The Determinants of Domestic and Cross Border Bank Contagion Risk in South East Asia
Author(s) -
Amine Tarazi,
Philippe Rous,
Carlos C Bautista
Publication year - 2007
Publication title -
ssrn electronic journal
Language(s) - English
Resource type - Journals
ISSN - 1556-5068
DOI - 10.2139/ssrn.965778
Subject(s) - east asia , geography , economic geography , business , international economics , economics , china , archaeology
This paper addresses the issue of both domestic and cross border systemic risk for 8 countries in Southeast Asia (Hong Kong, Indonesia, Korea, Malaysia, The Philippines, Singapore, Taiwan and Thailand).
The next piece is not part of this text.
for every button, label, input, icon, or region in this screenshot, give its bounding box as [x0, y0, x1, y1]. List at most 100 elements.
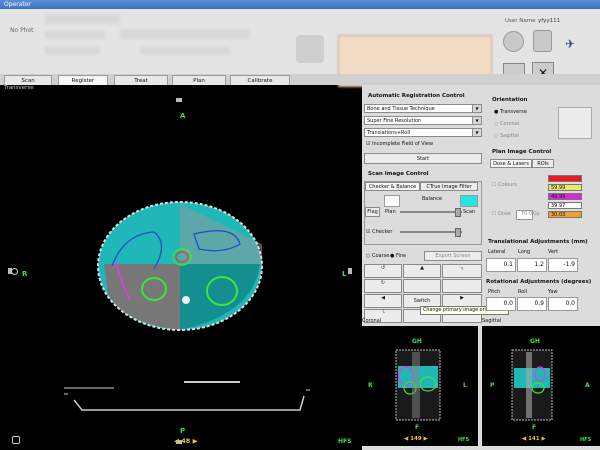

We use weekly data on individual bank stock prices from 2000 to 2005 to construct bank contagion measures based on the exponential weighted average correlations of the residuals of the market model. Our results show that average pair-wise correlations significantly differ among countries and that the probability that a specific shock extends to other banks is better predicted by asset risk indicators and market based risk measures, such as systematic risk, for cross country contagion. In contrast, for domestic contagion, liquidity risk indicators and bank opaqueness proxies perform better. Our findings suggest that whereas illiquidity, but not insolvency, is a major concern at the domestic level the opposite result holds for cross country contagion.